Friday March 03, 2006

Egrets, coots, cyclists, Frisbee players, rowers, bat rays, leopard sharks, rats, squirrels—Aquatic Park offers something for the many species who live or hang out there.  

These human, animal and bird occupants of the nearly 100-acre park sometimes compete for space. At the same time they must confront pollution from the freeway, which borders the park to the west, the trains that rumble along the tracks to the east and the airplanes and helicopters that roar overhead. 

A $2 million grant from the Coastal Conservancy aims to protecting the park by improving water quality and natural habitat. 

But the city doesn’t have the $2 million in hand just yet, cautions Deborah Chernin, senior parks planner. The Coastal Conservancy, a state agency whose aim is to preserve California’s coasts and wetlands, has written the city a “letter of intent,” saying that it will get the grant money once it details the ways in which funds will be spent. 

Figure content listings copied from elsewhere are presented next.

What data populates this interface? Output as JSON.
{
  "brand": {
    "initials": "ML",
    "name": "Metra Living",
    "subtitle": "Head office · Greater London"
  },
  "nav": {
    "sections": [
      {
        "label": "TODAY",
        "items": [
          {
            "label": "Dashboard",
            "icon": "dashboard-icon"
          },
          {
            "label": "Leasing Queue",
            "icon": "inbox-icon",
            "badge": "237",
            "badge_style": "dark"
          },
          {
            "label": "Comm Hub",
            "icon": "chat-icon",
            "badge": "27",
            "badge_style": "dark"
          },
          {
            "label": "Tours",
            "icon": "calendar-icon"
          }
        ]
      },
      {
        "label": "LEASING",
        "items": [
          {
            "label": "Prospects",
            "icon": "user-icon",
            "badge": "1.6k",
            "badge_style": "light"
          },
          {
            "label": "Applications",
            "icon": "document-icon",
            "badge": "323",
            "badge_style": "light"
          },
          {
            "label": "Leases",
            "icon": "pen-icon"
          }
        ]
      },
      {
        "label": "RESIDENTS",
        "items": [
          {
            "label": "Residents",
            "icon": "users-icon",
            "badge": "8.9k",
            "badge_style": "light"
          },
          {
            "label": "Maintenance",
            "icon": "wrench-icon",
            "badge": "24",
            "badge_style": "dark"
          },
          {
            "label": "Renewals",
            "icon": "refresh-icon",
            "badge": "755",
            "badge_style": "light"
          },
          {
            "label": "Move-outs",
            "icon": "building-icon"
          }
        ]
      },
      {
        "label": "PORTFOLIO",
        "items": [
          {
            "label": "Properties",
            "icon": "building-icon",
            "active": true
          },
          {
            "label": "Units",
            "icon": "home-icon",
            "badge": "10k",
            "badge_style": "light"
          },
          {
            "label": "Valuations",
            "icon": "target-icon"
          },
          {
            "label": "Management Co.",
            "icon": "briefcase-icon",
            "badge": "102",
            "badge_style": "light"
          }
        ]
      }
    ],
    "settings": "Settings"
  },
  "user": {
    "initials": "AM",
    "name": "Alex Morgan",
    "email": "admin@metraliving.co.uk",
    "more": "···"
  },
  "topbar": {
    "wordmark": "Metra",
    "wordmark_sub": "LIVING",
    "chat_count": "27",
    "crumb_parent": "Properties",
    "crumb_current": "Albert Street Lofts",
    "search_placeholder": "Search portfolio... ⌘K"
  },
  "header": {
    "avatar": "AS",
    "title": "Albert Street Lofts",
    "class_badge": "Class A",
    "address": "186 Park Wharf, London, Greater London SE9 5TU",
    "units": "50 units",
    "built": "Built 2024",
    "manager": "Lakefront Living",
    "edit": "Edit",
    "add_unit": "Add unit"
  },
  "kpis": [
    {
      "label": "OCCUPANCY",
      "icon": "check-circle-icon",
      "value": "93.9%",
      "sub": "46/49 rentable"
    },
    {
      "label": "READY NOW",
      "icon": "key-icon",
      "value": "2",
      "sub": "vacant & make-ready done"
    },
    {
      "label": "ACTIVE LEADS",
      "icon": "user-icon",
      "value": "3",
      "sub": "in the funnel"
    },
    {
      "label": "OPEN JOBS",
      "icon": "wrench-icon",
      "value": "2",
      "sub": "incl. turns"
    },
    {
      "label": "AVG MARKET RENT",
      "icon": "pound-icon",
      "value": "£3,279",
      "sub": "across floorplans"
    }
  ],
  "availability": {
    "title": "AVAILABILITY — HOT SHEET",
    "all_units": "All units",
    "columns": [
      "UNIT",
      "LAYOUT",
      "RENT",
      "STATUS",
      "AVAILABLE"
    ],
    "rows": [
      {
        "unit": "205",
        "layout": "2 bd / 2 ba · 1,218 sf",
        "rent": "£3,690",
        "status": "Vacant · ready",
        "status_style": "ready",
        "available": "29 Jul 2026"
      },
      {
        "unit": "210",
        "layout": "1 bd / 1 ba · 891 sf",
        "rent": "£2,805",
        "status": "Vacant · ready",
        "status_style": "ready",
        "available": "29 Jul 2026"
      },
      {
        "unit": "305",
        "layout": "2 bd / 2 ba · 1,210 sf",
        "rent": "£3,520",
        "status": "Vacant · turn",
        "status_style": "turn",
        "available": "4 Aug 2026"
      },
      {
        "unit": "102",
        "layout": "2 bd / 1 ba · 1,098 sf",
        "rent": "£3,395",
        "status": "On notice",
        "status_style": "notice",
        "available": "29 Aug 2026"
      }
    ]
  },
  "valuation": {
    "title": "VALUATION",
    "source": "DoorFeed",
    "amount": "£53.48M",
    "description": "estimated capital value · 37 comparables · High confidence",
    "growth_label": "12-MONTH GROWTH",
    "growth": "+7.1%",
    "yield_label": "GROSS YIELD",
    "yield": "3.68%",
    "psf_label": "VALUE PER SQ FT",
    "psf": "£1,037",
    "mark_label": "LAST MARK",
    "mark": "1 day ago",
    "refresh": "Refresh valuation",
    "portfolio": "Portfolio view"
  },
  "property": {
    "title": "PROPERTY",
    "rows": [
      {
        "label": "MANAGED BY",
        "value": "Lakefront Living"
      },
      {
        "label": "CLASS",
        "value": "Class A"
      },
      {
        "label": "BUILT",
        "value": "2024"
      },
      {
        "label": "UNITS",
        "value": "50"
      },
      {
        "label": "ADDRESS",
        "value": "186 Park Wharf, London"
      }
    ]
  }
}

The parks department is working with consultants to write detailed plans. 

One of the projects being studied is improving the water flow between the bay and the three lagoons. Water flows into the lagoon bringing nutrients and it flows out removing pollutants, says a study written by Oakland-based consultants, Laurel Marcus & Associates. 

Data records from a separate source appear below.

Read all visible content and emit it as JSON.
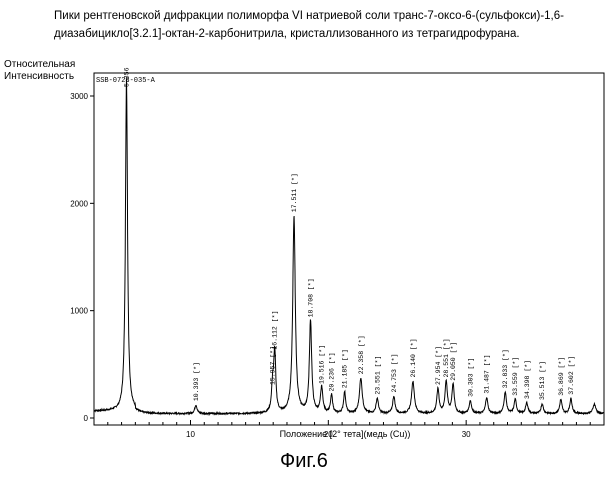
{
  "caption": "Пики рентгеновской дифракции полиморфа VI натриевой соли транс-7-оксо-6-(сульфокси)-1,6-диазабицикло[3.2.1]-октан-2-карбонитрила, кристаллизованного из тетрагидрофурана.",
  "figure_label": "Фиг.6",
  "chart_data": {
    "type": "line",
    "sample_id": "SSB-0728-035-A",
    "ylabel_line1": "Относительная",
    "ylabel_line2": "Интенсивность",
    "xlabel": "Положение [2° тета](медь (Cu))",
    "xlim": [
      3,
      40
    ],
    "ylim": [
      0,
      3000
    ],
    "x_ticks": [
      10,
      20,
      30
    ],
    "y_ticks": [
      0,
      1000,
      2000,
      3000
    ],
    "baseline": 40,
    "peaks": [
      {
        "x": 5.356,
        "y": 3100,
        "w": 0.09,
        "label": "5.356"
      },
      {
        "x": 10.393,
        "y": 80,
        "w": 0.1,
        "label": "10.393 [*]"
      },
      {
        "x": 15.957,
        "y": 230,
        "w": 0.09,
        "label": "15.957 [*]"
      },
      {
        "x": 16.112,
        "y": 560,
        "w": 0.09,
        "label": "16.112 [*]"
      },
      {
        "x": 17.511,
        "y": 1840,
        "w": 0.11,
        "label": "17.511 [*]"
      },
      {
        "x": 18.708,
        "y": 860,
        "w": 0.1,
        "label": "18.708 [*]"
      },
      {
        "x": 19.516,
        "y": 240,
        "w": 0.1,
        "label": "19.516 [*]"
      },
      {
        "x": 20.236,
        "y": 170,
        "w": 0.09,
        "label": "20.236 [*]"
      },
      {
        "x": 21.185,
        "y": 200,
        "w": 0.09,
        "label": "21.185 [*]"
      },
      {
        "x": 22.358,
        "y": 330,
        "w": 0.12,
        "label": "22.358 [*]"
      },
      {
        "x": 23.551,
        "y": 140,
        "w": 0.1,
        "label": "23.551 [*]"
      },
      {
        "x": 24.753,
        "y": 160,
        "w": 0.1,
        "label": "24.753 [*]"
      },
      {
        "x": 26.14,
        "y": 300,
        "w": 0.12,
        "label": "26.140 [*]"
      },
      {
        "x": 27.954,
        "y": 230,
        "w": 0.1,
        "label": "27.954 [*]"
      },
      {
        "x": 28.55,
        "y": 300,
        "w": 0.1,
        "label": "28.551 [*]"
      },
      {
        "x": 29.05,
        "y": 270,
        "w": 0.1,
        "label": "29.050 [*]"
      },
      {
        "x": 30.303,
        "y": 120,
        "w": 0.1,
        "label": "30.303 [*]"
      },
      {
        "x": 31.487,
        "y": 150,
        "w": 0.1,
        "label": "31.487 [*]"
      },
      {
        "x": 32.833,
        "y": 200,
        "w": 0.1,
        "label": "32.833 [*]"
      },
      {
        "x": 33.559,
        "y": 130,
        "w": 0.1,
        "label": "33.559 [*]"
      },
      {
        "x": 34.398,
        "y": 100,
        "w": 0.1,
        "label": "34.398 [*]"
      },
      {
        "x": 35.513,
        "y": 90,
        "w": 0.1,
        "label": "35.513 [*]"
      },
      {
        "x": 36.869,
        "y": 130,
        "w": 0.1,
        "label": "36.869 [*]"
      },
      {
        "x": 37.602,
        "y": 140,
        "w": 0.1,
        "label": "37.602 [*]"
      },
      {
        "x": 39.3,
        "y": 90,
        "w": 0.12,
        "label": ""
      }
    ]
  }
}
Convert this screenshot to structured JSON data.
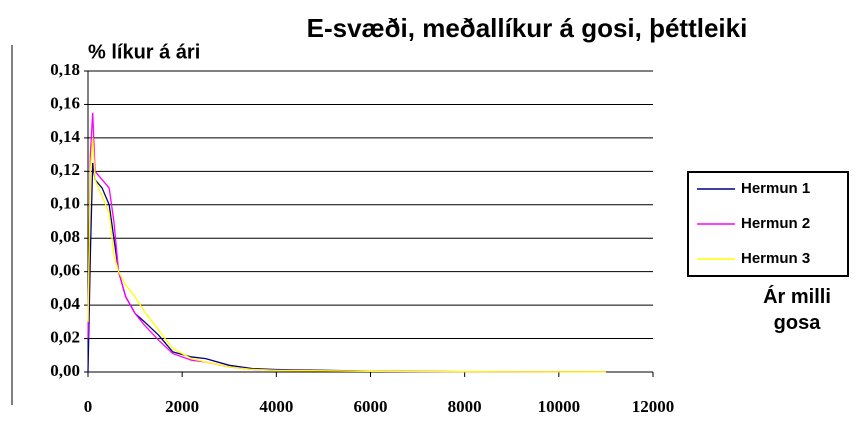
{
  "chart_data": {
    "type": "line",
    "title": "E-svæði, meðallíkur á gosi, þéttleiki",
    "ylabel": "% líkur á ári",
    "xlabel": "Ár milli gosa",
    "x": [
      0,
      50,
      100,
      150,
      300,
      450,
      550,
      650,
      800,
      1000,
      1200,
      1500,
      1800,
      2200,
      2500,
      3000,
      3500,
      4000,
      5000,
      6000,
      8000,
      11000
    ],
    "series": [
      {
        "name": "Hermun 1",
        "color": "#000080",
        "values": [
          0,
          0.07,
          0.125,
          0.115,
          0.11,
          0.1,
          0.08,
          0.06,
          0.045,
          0.035,
          0.03,
          0.022,
          0.012,
          0.009,
          0.008,
          0.004,
          0.002,
          0.0015,
          0.001,
          0.0005,
          0.0002,
          0.0001
        ]
      },
      {
        "name": "Hermun 2",
        "color": "#ff00ff",
        "values": [
          0.02,
          0.13,
          0.155,
          0.12,
          0.115,
          0.11,
          0.09,
          0.06,
          0.045,
          0.035,
          0.028,
          0.019,
          0.011,
          0.007,
          0.006,
          0.003,
          0.0015,
          0.001,
          0.0008,
          0.0004,
          0.0002,
          0.0001
        ]
      },
      {
        "name": "Hermun 3",
        "color": "#ffff00",
        "values": [
          0.03,
          0.12,
          0.14,
          0.115,
          0.105,
          0.095,
          0.07,
          0.06,
          0.052,
          0.045,
          0.036,
          0.025,
          0.014,
          0.008,
          0.006,
          0.003,
          0.0015,
          0.001,
          0.0007,
          0.0004,
          0.0002,
          0.0001
        ]
      }
    ],
    "xlim": [
      0,
      12000
    ],
    "xticks": [
      0,
      2000,
      4000,
      6000,
      8000,
      10000,
      12000
    ],
    "ylim": [
      0,
      0.18
    ],
    "yticks": [
      {
        "value": 0,
        "label": "0,00"
      },
      {
        "value": 0.02,
        "label": "0,02"
      },
      {
        "value": 0.04,
        "label": "0,04"
      },
      {
        "value": 0.06,
        "label": "0,06"
      },
      {
        "value": 0.08,
        "label": "0,08"
      },
      {
        "value": 0.1,
        "label": "0,10"
      },
      {
        "value": 0.12,
        "label": "0,12"
      },
      {
        "value": 0.14,
        "label": "0,14"
      },
      {
        "value": 0.16,
        "label": "0,16"
      },
      {
        "value": 0.18,
        "label": "0,18"
      }
    ],
    "grid": true,
    "legend": "right"
  }
}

“Stagnant water is not oxygenated,” Chernin noted. 

Part of the grant money will likely be dedicated to the removal of invasive plants. “The non-native plants choke out natives,” said Mark Lilios of the Environmental Greening, Restoration, and Education Team (EGRET), a group of citizens who advocate for Aquatic Park. The invasive plants support the rats, but not the birds, he said. 

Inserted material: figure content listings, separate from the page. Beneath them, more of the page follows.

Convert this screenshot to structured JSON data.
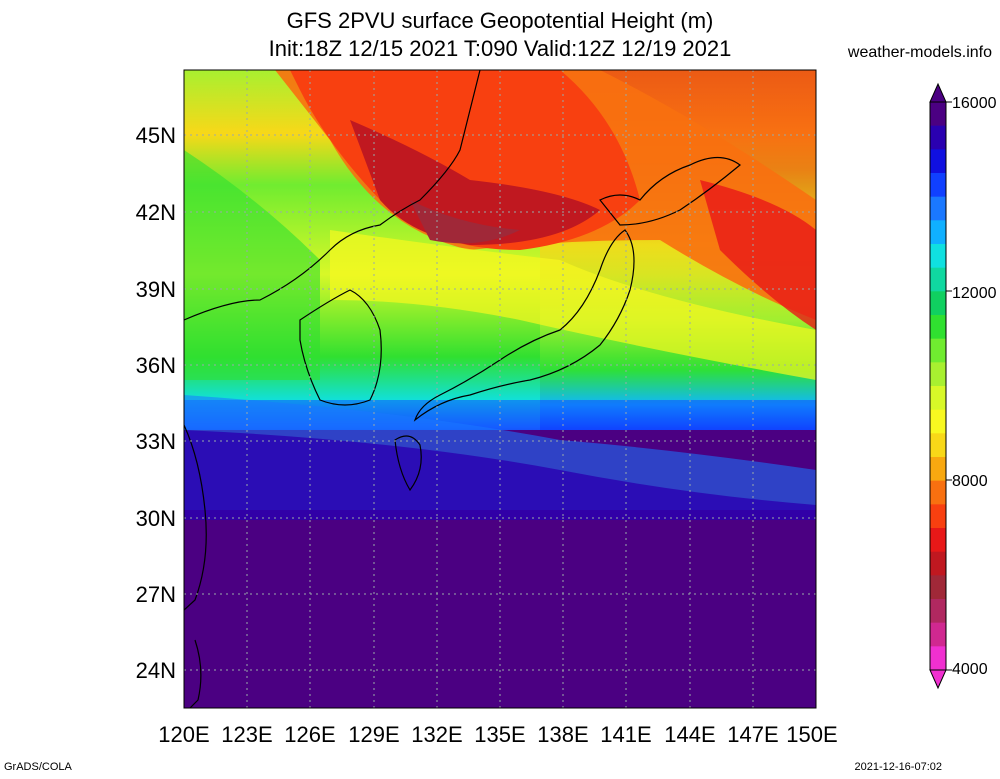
{
  "header": {
    "title_line1": "GFS 2PVU surface Geopotential Height (m)",
    "title_line2": "Init:18Z 12/15 2021 T:090 Valid:12Z 12/19 2021",
    "site": "weather-models.info"
  },
  "axes": {
    "lat_labels": [
      "45N",
      "42N",
      "39N",
      "36N",
      "33N",
      "30N",
      "27N",
      "24N"
    ],
    "lon_labels": [
      "120E",
      "123E",
      "126E",
      "129E",
      "132E",
      "135E",
      "138E",
      "141E",
      "144E",
      "147E",
      "150E"
    ]
  },
  "colorbar": {
    "labels": [
      "16000",
      "12000",
      "8000",
      "4000"
    ],
    "colors": [
      "#4b0082",
      "#2a00b0",
      "#1010e0",
      "#1040ff",
      "#1a78ff",
      "#10b0ff",
      "#10e0e0",
      "#10d8a0",
      "#10d060",
      "#30e030",
      "#70ec30",
      "#a8f030",
      "#d8f828",
      "#f8f820",
      "#f8d818",
      "#f8a810",
      "#f87010",
      "#f84010",
      "#e81818",
      "#c01820",
      "#a02838",
      "#b02860",
      "#d02890",
      "#f030d0"
    ],
    "min_label": "4000",
    "max_label": "16000"
  },
  "footer": {
    "left": "GrADS/COLA",
    "right": "2021-12-16-07:02"
  }
}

“We try to balance recreational uses of the park with habitat,” Chernin said. “It is beloved and well-used among a certain group of people.” 

Among the human users are frisky golf enthusiasts, rowing teams, water-skiers, joggers, dog walkers and picnickers.  

“The park is getting greater and greater use,” Chernin said, noting that since the completion of the pedestrian bridge that crosses the freeway, linking the marina with Aquatic Park, the park has enjoyed more access. 

More families come to the area with children since the completion of the play area, known as “Dream Land for Kids,” and there are plans to improve the connection between the Fourth Street shopping area and Addison Street which connects to Aquatic Park.  

The park, Berkeley’s largest, was built in the 1930s by the Works Progress Administration, along with the construction of the Bayshore Highway. Tubes bringing Bay water to the park’s three lagoons run under the freeway.